Barely 1833 m high, the peak was in the center of climbing interest after making large ascents in the central ridge of Grintovci. Verbič, Iglič and Vončina were the first to try to climb this wall in 1930. The following year, the then most active climbers in Grintovci, Modec and Režek, were unsuccessful in the wall. Climbers from Ljubljana Režek, Miro and Janez Gregor, Župančič, Ogrin, Orel, Tarter persistently searched for possible passages in the central part of the wall at the top of the peak in the following years, but without success. The highest they could reach was less than a hundred meters up the wall.
Then the most ardent and persistent connection of the Rzeniški besiegers Modec - Režek entered the northern wall and on June 27, 1933, they successfully climbed it. This excellent ascent did not arouse a special response at that time, only later, when the period of competition between Ljubljana and Kamnik climbers began, the ascents in the Rzenik wall aroused the public interest.
On October 31, 1937, after a long tour, Kamnik climbers Bina Benkovič, Pavle Kemprle and Janez Presl climbed a new route in the extreme left part of the wall. The direction brought up quite a bit of tension between the rivals. Therefore, Benkovič and Kemprle persistently looked for the possibility of an ascent that would take place completely along the wall, and on 18 May 1939 they managed to draw a new line in the north-western wall, for which the Ljubljana climbers also acknowledged their masterful deed.

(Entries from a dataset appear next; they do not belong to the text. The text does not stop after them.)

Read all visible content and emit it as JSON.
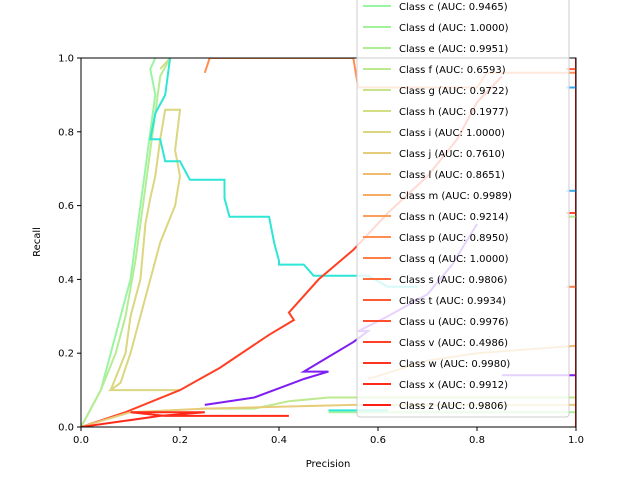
{
  "chart_data": {
    "type": "line",
    "xlabel": "Precision",
    "ylabel": "Recall",
    "xlim": [
      0,
      1
    ],
    "ylim": [
      0,
      1
    ],
    "xticks": [
      "0.0",
      "0.2",
      "0.4",
      "0.6",
      "0.8",
      "1.0"
    ],
    "yticks": [
      "0.0",
      "0.2",
      "0.4",
      "0.6",
      "0.8",
      "1.0"
    ],
    "grid": false,
    "legend_position": "top-right",
    "legend": [
      {
        "label": "Class c (AUC: 0.9465)",
        "color": "#9af5a3"
      },
      {
        "label": "Class d (AUC: 1.0000)",
        "color": "#a3f29b"
      },
      {
        "label": "Class e (AUC: 0.9951)",
        "color": "#afee96"
      },
      {
        "label": "Class f (AUC: 0.6593)",
        "color": "#bde98f"
      },
      {
        "label": "Class g (AUC: 0.9722)",
        "color": "#c9e38a"
      },
      {
        "label": "Class h (AUC: 0.1977)",
        "color": "#d3dd84"
      },
      {
        "label": "Class i (AUC: 1.0000)",
        "color": "#dbd67f"
      },
      {
        "label": "Class j (AUC: 0.7610)",
        "color": "#e6cc78"
      },
      {
        "label": "Class l (AUC: 0.8651)",
        "color": "#f0bb6c"
      },
      {
        "label": "Class m (AUC: 0.9989)",
        "color": "#f6ad63"
      },
      {
        "label": "Class n (AUC: 0.9214)",
        "color": "#fb9e59"
      },
      {
        "label": "Class p (AUC: 0.8950)",
        "color": "#ff8e50"
      },
      {
        "label": "Class q (AUC: 1.0000)",
        "color": "#ff7f47"
      },
      {
        "label": "Class s (AUC: 0.9806)",
        "color": "#ff6a3b"
      },
      {
        "label": "Class t (AUC: 0.9934)",
        "color": "#ff5b33"
      },
      {
        "label": "Class u (AUC: 0.9976)",
        "color": "#ff4e2b"
      },
      {
        "label": "Class v (AUC: 0.4986)",
        "color": "#ff4024"
      },
      {
        "label": "Class w (AUC: 0.9980)",
        "color": "#ff3420"
      },
      {
        "label": "Class x (AUC: 0.9912)",
        "color": "#ff2a1a"
      },
      {
        "label": "Class z (AUC: 0.9806)",
        "color": "#ff1e14"
      }
    ],
    "series": [
      {
        "color": "#9af5a3",
        "width": 2,
        "points": [
          [
            0,
            0
          ],
          [
            0.02,
            0.05
          ],
          [
            0.04,
            0.1
          ],
          [
            0.06,
            0.2
          ],
          [
            0.07,
            0.25
          ],
          [
            0.08,
            0.3
          ],
          [
            0.09,
            0.35
          ],
          [
            0.1,
            0.4
          ],
          [
            0.11,
            0.5
          ],
          [
            0.12,
            0.6
          ],
          [
            0.13,
            0.7
          ],
          [
            0.14,
            0.8
          ],
          [
            0.15,
            0.9
          ],
          [
            0.14,
            0.97
          ],
          [
            0.15,
            1.0
          ]
        ]
      },
      {
        "color": "#b6ec94",
        "width": 2,
        "points": [
          [
            0,
            0
          ],
          [
            0.04,
            0.1
          ],
          [
            0.07,
            0.2
          ],
          [
            0.09,
            0.3
          ],
          [
            0.11,
            0.45
          ],
          [
            0.12,
            0.55
          ],
          [
            0.13,
            0.65
          ],
          [
            0.14,
            0.75
          ],
          [
            0.15,
            0.85
          ],
          [
            0.16,
            0.95
          ],
          [
            0.18,
            1.0
          ]
        ]
      },
      {
        "color": "#d3dd84",
        "width": 2,
        "points": [
          [
            0.16,
            0.97
          ],
          [
            0.18,
            1.0
          ]
        ]
      },
      {
        "color": "#dbd67f",
        "width": 2,
        "points": [
          [
            0.06,
            0.1
          ],
          [
            0.09,
            0.2
          ],
          [
            0.1,
            0.3
          ],
          [
            0.12,
            0.4
          ],
          [
            0.13,
            0.55
          ],
          [
            0.14,
            0.62
          ],
          [
            0.15,
            0.68
          ],
          [
            0.16,
            0.78
          ],
          [
            0.17,
            0.86
          ],
          [
            0.2,
            0.86
          ],
          [
            0.19,
            0.75
          ],
          [
            0.2,
            0.68
          ],
          [
            0.19,
            0.6
          ],
          [
            0.16,
            0.5
          ],
          [
            0.14,
            0.4
          ],
          [
            0.12,
            0.3
          ],
          [
            0.1,
            0.2
          ],
          [
            0.08,
            0.12
          ],
          [
            0.06,
            0.1
          ],
          [
            0.2,
            0.1
          ]
        ]
      },
      {
        "color": "#2ee6d6",
        "width": 2,
        "points": [
          [
            0.18,
            1.0
          ],
          [
            0.17,
            0.9
          ],
          [
            0.15,
            0.85
          ],
          [
            0.14,
            0.78
          ],
          [
            0.16,
            0.78
          ],
          [
            0.17,
            0.72
          ],
          [
            0.2,
            0.72
          ],
          [
            0.22,
            0.67
          ],
          [
            0.29,
            0.67
          ],
          [
            0.29,
            0.62
          ],
          [
            0.3,
            0.57
          ],
          [
            0.38,
            0.57
          ],
          [
            0.39,
            0.5
          ],
          [
            0.4,
            0.45
          ],
          [
            0.4,
            0.44
          ],
          [
            0.45,
            0.44
          ],
          [
            0.47,
            0.41
          ],
          [
            0.58,
            0.41
          ],
          [
            0.62,
            0.38
          ],
          [
            0.68,
            0.38
          ]
        ]
      },
      {
        "color": "#ff8e50",
        "width": 2,
        "points": [
          [
            0.25,
            0.96
          ],
          [
            0.26,
            1.0
          ],
          [
            0.55,
            1.0
          ],
          [
            0.56,
            0.92
          ],
          [
            0.8,
            0.92
          ],
          [
            0.82,
            0.96
          ],
          [
            1.0,
            0.96
          ]
        ]
      },
      {
        "color": "#ff4024",
        "width": 2,
        "points": [
          [
            0.0,
            0.0
          ],
          [
            0.09,
            0.04
          ],
          [
            0.2,
            0.1
          ],
          [
            0.28,
            0.16
          ],
          [
            0.38,
            0.25
          ],
          [
            0.43,
            0.29
          ],
          [
            0.42,
            0.31
          ],
          [
            0.48,
            0.4
          ],
          [
            0.55,
            0.48
          ],
          [
            0.62,
            0.58
          ],
          [
            0.7,
            0.68
          ],
          [
            0.76,
            0.78
          ],
          [
            0.8,
            0.88
          ],
          [
            0.85,
            0.95
          ]
        ]
      },
      {
        "color": "#7f1ef2",
        "width": 2,
        "points": [
          [
            0.25,
            0.06
          ],
          [
            0.35,
            0.08
          ],
          [
            0.45,
            0.13
          ],
          [
            0.5,
            0.15
          ],
          [
            0.48,
            0.15
          ],
          [
            0.45,
            0.15
          ],
          [
            0.5,
            0.19
          ],
          [
            0.55,
            0.23
          ],
          [
            0.58,
            0.26
          ],
          [
            0.56,
            0.26
          ],
          [
            0.62,
            0.3
          ],
          [
            0.7,
            0.36
          ],
          [
            0.75,
            0.44
          ],
          [
            0.8,
            0.55
          ]
        ]
      },
      {
        "color": "#bde98f",
        "width": 2,
        "points": [
          [
            0.24,
            0.05
          ],
          [
            0.35,
            0.05
          ],
          [
            0.42,
            0.07
          ],
          [
            0.5,
            0.08
          ],
          [
            0.62,
            0.08
          ],
          [
            0.75,
            0.08
          ],
          [
            0.85,
            0.08
          ],
          [
            1.0,
            0.08
          ]
        ]
      },
      {
        "color": "#e6cc78",
        "width": 2,
        "points": [
          [
            0.0,
            0.0
          ],
          [
            0.1,
            0.04
          ],
          [
            0.25,
            0.05
          ],
          [
            0.55,
            0.06
          ],
          [
            0.8,
            0.06
          ],
          [
            1.0,
            0.06
          ]
        ]
      },
      {
        "color": "#ff2a1a",
        "width": 2,
        "points": [
          [
            0.0,
            0.0
          ],
          [
            0.16,
            0.03
          ],
          [
            0.25,
            0.04
          ],
          [
            0.1,
            0.04
          ],
          [
            0.17,
            0.03
          ],
          [
            0.42,
            0.03
          ]
        ]
      },
      {
        "color": "#a6f19c",
        "width": 2,
        "points": [
          [
            0.5,
            0.04
          ],
          [
            0.75,
            0.04
          ],
          [
            1.0,
            0.04
          ]
        ]
      },
      {
        "color": "#2ee6d6",
        "width": 2,
        "points": [
          [
            0.5,
            0.045
          ],
          [
            0.62,
            0.045
          ]
        ]
      },
      {
        "color": "#f0bb6c",
        "width": 2,
        "points": [
          [
            0.58,
            0.13
          ],
          [
            0.7,
            0.18
          ],
          [
            0.8,
            0.2
          ],
          [
            1.0,
            0.22
          ]
        ]
      },
      {
        "color": "#7f1ef2",
        "width": 2,
        "points": [
          [
            0.85,
            0.14
          ],
          [
            1.0,
            0.14
          ]
        ]
      },
      {
        "color": "#ff1e14",
        "width": 2,
        "points": [
          [
            1.0,
            0.0
          ],
          [
            1.0,
            1.0
          ]
        ]
      },
      {
        "color": "#ff5b33",
        "width": 2,
        "points": [
          [
            0.98,
            0.97
          ],
          [
            1.0,
            0.97
          ]
        ]
      },
      {
        "color": "#ff4e2b",
        "width": 2,
        "points": [
          [
            0.98,
            0.58
          ],
          [
            1.0,
            0.58
          ]
        ]
      },
      {
        "color": "#33aaf0",
        "width": 2,
        "points": [
          [
            0.98,
            0.64
          ],
          [
            1.0,
            0.64
          ]
        ]
      },
      {
        "color": "#33aaf0",
        "width": 2,
        "points": [
          [
            0.98,
            0.92
          ],
          [
            1.0,
            0.92
          ]
        ]
      },
      {
        "color": "#ff7f47",
        "width": 2,
        "points": [
          [
            0.98,
            0.38
          ],
          [
            1.0,
            0.38
          ]
        ]
      },
      {
        "color": "#bde98f",
        "width": 2,
        "points": [
          [
            0.98,
            0.57
          ],
          [
            1.0,
            0.57
          ]
        ]
      }
    ]
  }
}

After the Second World War, a new generation of climbers appeared, but they found support in the experiences of hardened Rzenik climbers Kemprl and Režek. First, the Kamnik climbers Čebular - Čebulj - Štupar climbed the Central route in 1951, and two years later the connection Čebulj - Habjan crossed the northern wall. In 1956, Marko Dular and Ljubo Juvan ascended the Central Pillar and reestablished a "competitive balance". This was followed by repetitions of the already mentioned routes (many repetitions were carried out mainly in winter, because the period of sport categorization of mountaineering ascents brought good points). With the development of top rank mountaineering in Slovenia, many new directions were created. Climbing problems were solved by the most famous Slovenian alpinists: Franček Knez (Brown Belt), Pavle Kozjek, Silvo Karo, Janez Jeglič, Tomaž Humar, Marko Prezelj, etc. There were no human casualties in the wall, only a few falls and some minor injuries caused by falling rocks that did not require rescue. The crumbling nature of the wall and the lower interest of Slovenes in classical mountaineering have recently greatly reduced the interest in this wall, except from a few BASE jumpers jumping over the wall.
Falls of rocks
Despite the exposure of the walls and the strongly pronounced cracks at the edge of the wall, history does not record events in the wall. All that is known is that long ago, individual sheep fell from the edge of the wall onto the gravel beneath it, and the shepherds found nothing there but just a remnant of wool.
In 2014, a landslide was observed in the central part of the wall. On February 26, 2021, during a period of heavy warming (previously heavy rain and then severe cold), a huge part of the northern wall in the north-eastern area collapsed - especially Jakov route (first climbed on September 4, 1971 by Berto Ribič, Tone Trobevšek and Janez Uršič - Jak). There were millions of cubic meters of rocks, but due to the uninhabited places, thankfully did not cause any casualties.